Questions d’entrepreneur

Comment régler un contentieux avec mon fournisseur ?

La dégradation de la relation avec un fournisseur fait partie de la vie d’une entreprise. Mais avant de vous lancer dans des démarches judiciaires complexes et coûteuses, prenez le temps d'étudier la possibilité d'une démarche de conciliation.

La bonne santé d’une PME dépend bien évidemment de plusieurs paramètres qu’elle maîtrise, comme sa trésorerie, son respect du carnet de commandes ou encore sa gestion de la masse salariale. Mais elle est également soumise à des données sur lesquelles l’entité n’a pas la main, en premier lieu la fiabilité de ses fournisseurs. Un problème de qualité de marchandises ou un retard de livraison peuvent avoir de sérieuses conséquences en bout de chaîne, et ont vite fait de déstabiliser l’édifice d’une petite structure. Que faire, donc, en cas de litige ? Des recours juridiques sont évidemment possibles.

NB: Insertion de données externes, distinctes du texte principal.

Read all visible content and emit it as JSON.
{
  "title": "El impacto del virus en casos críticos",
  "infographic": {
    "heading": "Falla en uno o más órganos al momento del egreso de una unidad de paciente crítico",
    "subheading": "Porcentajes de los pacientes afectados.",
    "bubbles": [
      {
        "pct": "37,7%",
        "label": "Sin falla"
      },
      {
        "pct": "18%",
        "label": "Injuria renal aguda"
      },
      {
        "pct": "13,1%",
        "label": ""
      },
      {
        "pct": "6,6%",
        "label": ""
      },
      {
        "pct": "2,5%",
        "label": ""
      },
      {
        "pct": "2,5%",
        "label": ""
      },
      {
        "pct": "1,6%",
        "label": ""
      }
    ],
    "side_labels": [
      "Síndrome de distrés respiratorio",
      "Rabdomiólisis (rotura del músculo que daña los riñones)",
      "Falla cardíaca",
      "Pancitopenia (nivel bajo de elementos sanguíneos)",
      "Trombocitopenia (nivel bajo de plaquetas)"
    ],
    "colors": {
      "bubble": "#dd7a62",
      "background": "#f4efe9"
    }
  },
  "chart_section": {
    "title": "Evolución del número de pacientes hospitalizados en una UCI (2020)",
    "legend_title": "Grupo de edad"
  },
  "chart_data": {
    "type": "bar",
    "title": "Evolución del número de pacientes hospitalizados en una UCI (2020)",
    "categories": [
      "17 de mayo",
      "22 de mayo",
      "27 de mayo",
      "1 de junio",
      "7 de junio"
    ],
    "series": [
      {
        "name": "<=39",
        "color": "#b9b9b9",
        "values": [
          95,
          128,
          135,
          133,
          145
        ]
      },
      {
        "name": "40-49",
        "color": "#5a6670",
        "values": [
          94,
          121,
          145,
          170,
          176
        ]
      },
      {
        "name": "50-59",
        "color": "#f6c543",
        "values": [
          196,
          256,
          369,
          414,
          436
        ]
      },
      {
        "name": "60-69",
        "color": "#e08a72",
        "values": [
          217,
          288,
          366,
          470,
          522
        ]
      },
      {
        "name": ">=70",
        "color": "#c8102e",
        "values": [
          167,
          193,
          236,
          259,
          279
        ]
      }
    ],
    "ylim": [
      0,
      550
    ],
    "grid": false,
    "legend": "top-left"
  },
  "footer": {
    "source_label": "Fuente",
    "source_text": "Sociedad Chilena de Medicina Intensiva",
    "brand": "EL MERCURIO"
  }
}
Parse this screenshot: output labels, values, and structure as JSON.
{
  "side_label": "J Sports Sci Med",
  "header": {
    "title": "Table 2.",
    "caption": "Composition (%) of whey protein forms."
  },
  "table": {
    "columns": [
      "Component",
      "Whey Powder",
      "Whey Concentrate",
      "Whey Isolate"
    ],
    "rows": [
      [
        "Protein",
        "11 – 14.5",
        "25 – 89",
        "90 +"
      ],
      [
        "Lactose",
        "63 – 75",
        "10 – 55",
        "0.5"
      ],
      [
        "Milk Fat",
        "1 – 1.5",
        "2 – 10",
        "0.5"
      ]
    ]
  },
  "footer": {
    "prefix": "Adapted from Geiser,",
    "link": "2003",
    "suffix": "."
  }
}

Deux voies de recours judiciaires

Il existe deux voies principales pour obtenir réparation. La première, la plus répandue, consiste à présenter une requête classique auprès du Tribunal de Commerce. La juridiction statue sur le fond et permet à la partie lésée de se faire indemniser à hauteur du préjudice subi. Il n’est pas non plus obligatoire de se faire représenter par un avocat (contrairement aux affaires portées devant un TGI) même si, dans la pratique, faire appel aux professionnels du droit est fréquent. Seul souci : les délais. Cette procédure habituelle peut prendre un an avant de connaître son épilogue. “L’autre voie d’action vise à régler rapidement une difficulté rencontrée, note Christophe Lévy-Dières, avocat spécialiste en contentieux commercial au cabinet Aston. Cette procédure judiciaire dite de référé est alors réglée en urgence. A Paris par exemple, la décision est rendue sous deux mois environ.” Plus rapide, cette procédure présente toutefois des contraintes : premièrement, elle est réservée aux cas les plus simples juridiquement parlant, et deuxièmement, “elle ne peut aboutir que s’il n’y a pas de contestation sérieuse au sens du code de procédure civile”, précise l’avocat, qui ajoute que les deux procédures peuvent parfois aboutir à des verdicts différents.

Un service de conciliation gratuit

Voilà pourquoi il préconise de se résoudre à ne lancer l’arsenal juridique qu’en dernier recours. Mieux vaut selon lui opter pour la médiation et le dialogue. A ce titre, un service de conciliation – gratuit – est proposé par le Tribunal de Commerce de Paris. “Mon premier réflexe est de regarder le contrat qui lie mon client à son fournisseur afin d’analyser tous les autres modes de résolution du litige, explique Christophe Lévy-Dières, qui parvient ainsi à éviter le contentieux dans 50 % des cas. Je sais par expérience qu’un mauvais accord client/ fournisseur vaut mieux qu’une bonne décision de justice.”